The measurement obtained with these methods should be taken only as one factor in helping to evaluate the heterophoria. Although dissociation tests are time-honoured procedures, it is doubtful they are the best way of spending time in a routine eye examination.
The fusional reserves represent the amount of vergence (motor fusion) which can be induced before fusion is compromised leading to blurred and/or double vision. Fusional reserves can be measured with rotary or variable prism devices (ramp stimulus) or, most commonly, with a prism bar (step stimulus; Fig. 4.2 ). The patient is asked to look at a target (see later) and the prism power introduced and slowly increased until the patient reports that the print blurs or doubles.

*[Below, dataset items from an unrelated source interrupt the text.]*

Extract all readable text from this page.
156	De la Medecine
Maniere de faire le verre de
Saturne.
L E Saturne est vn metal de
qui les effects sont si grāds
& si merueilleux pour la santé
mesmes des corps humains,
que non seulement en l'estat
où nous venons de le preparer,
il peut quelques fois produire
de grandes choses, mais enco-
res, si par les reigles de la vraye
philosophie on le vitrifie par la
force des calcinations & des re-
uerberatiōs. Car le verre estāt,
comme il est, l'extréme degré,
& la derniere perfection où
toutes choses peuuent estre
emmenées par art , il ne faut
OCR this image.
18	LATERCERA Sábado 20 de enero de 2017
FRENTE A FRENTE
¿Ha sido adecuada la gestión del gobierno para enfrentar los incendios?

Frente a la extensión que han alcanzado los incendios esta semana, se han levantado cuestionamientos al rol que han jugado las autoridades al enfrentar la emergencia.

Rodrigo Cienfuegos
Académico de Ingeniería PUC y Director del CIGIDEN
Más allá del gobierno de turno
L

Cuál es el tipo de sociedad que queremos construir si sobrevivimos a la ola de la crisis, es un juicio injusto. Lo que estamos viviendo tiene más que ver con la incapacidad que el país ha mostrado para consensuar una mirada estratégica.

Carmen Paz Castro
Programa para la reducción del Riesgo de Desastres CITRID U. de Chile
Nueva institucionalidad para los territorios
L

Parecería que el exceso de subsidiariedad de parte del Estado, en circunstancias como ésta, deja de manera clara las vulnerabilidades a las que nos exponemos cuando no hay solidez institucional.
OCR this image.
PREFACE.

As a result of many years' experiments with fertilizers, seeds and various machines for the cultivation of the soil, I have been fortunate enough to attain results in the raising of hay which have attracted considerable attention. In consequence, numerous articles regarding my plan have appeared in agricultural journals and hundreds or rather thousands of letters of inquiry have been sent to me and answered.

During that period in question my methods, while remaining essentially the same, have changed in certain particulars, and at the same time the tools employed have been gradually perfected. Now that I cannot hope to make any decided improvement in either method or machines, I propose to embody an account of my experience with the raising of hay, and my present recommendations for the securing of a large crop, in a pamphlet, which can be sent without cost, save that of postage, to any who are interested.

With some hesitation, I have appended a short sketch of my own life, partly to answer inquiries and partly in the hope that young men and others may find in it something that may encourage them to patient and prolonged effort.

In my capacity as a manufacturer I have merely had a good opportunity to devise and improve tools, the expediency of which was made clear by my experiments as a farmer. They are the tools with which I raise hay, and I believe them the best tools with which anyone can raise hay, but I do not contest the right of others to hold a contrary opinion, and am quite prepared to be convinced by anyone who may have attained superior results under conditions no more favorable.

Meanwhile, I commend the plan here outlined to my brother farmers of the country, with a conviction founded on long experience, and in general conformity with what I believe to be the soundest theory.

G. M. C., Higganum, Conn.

The prism is then reduced until single vision (not necessarily clear) is recovered. The prism power at which these occur is noted and recorded as the fusional reserve to blur (the relative convergence or divergence), break, and recovery. This may be carried out with prism base-in (divergent reserves), with prism base-out (convergent reserves), or (for vertical fusional reserves) base up and base down. Measurements can be taken for distance and for near vision. In young children, and unreliable patients, the break and recovery points should be checked by observing the eye movements.